Does Canelo hit as hard Joe Smith Jr.? Absolutely not on individual shots, but Smith doesn’t possess Alvarez’s skill as a combination puncher, particularly to the body. Among Bivol supporters, the argument is the recent fights display him in first gear and bored against overmatched opponents. The train of thought argues the dynamic Bivol of years past against Barrera and Pascal will reemerge in the biggest fight of his career.

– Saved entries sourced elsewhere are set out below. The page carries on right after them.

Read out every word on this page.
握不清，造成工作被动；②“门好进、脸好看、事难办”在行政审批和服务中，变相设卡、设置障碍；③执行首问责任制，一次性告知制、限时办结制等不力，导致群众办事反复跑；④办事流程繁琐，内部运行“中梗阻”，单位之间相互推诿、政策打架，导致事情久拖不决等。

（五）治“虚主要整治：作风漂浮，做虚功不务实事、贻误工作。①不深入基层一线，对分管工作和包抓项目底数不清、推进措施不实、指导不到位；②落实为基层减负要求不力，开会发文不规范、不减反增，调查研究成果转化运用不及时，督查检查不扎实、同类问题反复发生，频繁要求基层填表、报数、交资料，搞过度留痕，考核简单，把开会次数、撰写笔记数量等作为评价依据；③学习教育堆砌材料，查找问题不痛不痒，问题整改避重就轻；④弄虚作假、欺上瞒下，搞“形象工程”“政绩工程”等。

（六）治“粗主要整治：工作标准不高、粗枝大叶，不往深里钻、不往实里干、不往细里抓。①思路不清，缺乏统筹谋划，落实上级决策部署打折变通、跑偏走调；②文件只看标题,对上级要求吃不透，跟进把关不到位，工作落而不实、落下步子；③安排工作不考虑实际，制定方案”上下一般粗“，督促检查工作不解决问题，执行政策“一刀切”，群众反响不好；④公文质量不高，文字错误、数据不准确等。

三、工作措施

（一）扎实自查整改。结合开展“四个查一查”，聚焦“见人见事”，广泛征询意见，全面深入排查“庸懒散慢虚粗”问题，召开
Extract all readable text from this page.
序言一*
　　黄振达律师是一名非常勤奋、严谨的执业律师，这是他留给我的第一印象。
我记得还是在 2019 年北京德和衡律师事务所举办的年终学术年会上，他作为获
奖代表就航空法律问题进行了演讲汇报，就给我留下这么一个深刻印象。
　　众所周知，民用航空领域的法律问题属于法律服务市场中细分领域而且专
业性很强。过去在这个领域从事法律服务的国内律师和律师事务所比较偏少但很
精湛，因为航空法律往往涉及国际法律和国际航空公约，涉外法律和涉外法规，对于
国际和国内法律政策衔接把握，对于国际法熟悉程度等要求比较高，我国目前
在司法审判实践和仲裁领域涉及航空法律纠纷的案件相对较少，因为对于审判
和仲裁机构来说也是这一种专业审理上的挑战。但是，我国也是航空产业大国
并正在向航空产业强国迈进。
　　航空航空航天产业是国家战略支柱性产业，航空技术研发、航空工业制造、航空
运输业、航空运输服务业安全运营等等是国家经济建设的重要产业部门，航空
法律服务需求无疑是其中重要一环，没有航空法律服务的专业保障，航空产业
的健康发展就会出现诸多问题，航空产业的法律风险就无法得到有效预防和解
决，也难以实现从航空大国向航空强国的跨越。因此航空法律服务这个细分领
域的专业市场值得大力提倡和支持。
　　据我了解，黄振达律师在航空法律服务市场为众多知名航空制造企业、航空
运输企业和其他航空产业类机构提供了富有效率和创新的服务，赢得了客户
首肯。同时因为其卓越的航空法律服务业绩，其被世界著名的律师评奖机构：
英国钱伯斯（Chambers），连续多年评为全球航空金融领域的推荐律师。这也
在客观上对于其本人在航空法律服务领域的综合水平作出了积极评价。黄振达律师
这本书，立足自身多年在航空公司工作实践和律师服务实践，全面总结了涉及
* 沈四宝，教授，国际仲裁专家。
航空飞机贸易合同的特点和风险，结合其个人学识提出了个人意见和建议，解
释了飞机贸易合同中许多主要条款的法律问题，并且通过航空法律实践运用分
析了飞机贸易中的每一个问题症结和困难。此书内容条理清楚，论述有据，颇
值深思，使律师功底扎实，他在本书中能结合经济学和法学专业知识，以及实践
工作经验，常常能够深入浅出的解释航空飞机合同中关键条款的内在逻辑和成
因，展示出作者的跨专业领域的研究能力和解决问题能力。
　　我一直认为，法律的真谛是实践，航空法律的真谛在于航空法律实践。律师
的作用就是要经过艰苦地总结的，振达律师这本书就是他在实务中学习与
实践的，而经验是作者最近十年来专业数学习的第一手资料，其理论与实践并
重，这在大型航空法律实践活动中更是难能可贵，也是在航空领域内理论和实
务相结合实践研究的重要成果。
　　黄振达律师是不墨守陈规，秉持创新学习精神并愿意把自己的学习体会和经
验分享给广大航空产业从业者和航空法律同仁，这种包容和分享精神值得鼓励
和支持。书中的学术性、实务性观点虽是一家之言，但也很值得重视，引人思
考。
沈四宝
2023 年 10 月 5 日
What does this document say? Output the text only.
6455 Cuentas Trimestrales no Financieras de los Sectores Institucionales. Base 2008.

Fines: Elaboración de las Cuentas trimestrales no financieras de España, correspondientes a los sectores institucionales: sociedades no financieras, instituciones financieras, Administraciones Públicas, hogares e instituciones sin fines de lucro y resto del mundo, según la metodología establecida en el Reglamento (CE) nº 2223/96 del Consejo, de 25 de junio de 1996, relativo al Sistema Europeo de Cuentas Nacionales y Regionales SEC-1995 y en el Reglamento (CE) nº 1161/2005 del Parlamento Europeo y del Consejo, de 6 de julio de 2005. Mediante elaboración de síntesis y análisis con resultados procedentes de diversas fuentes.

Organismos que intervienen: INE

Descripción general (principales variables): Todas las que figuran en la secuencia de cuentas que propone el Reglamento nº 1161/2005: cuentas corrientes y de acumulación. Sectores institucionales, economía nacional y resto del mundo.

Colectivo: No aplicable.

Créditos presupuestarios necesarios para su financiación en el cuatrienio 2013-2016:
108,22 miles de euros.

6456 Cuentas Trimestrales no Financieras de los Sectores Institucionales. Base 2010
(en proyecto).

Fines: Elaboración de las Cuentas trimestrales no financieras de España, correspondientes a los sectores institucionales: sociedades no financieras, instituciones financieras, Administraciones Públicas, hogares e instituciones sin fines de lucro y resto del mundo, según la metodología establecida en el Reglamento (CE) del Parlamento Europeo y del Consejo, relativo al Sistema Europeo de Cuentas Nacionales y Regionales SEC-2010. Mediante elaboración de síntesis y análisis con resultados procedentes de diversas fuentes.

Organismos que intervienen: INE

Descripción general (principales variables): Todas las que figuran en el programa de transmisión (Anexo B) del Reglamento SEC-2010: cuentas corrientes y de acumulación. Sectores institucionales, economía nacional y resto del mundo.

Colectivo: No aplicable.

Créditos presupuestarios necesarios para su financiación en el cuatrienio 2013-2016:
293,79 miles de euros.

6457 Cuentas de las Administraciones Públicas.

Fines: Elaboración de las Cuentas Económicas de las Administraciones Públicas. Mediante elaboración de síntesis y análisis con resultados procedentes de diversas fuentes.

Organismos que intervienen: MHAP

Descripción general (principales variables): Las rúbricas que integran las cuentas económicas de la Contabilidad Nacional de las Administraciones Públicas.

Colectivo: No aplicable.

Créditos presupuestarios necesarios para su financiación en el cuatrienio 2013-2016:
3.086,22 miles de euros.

The counter-argument is what happens to Bivol’s mindstate if Alvarez hurts him? Do we see a replay of Bivol post-round 10 against Smith, a fighter content to jab his way to victory? And knowing Canelo’s track record in close fights (and even a fight that wasn’t close against Floyd Mayweather where he received a criminal draw from one judge), is a jab-heavy offense enough to get a decision in Las Vegas with a lucrative Golovkin rubbermatch looming for September?
The odds are heavily stacked against Dmitry Bivol. According to this writer, the mix of Bivol’s recent performances, Canelo’s big fight experience edge and previous “plot armor” with at least one Vegas judge on close scorecards leads to a Canelo decision as the inevitable outcome.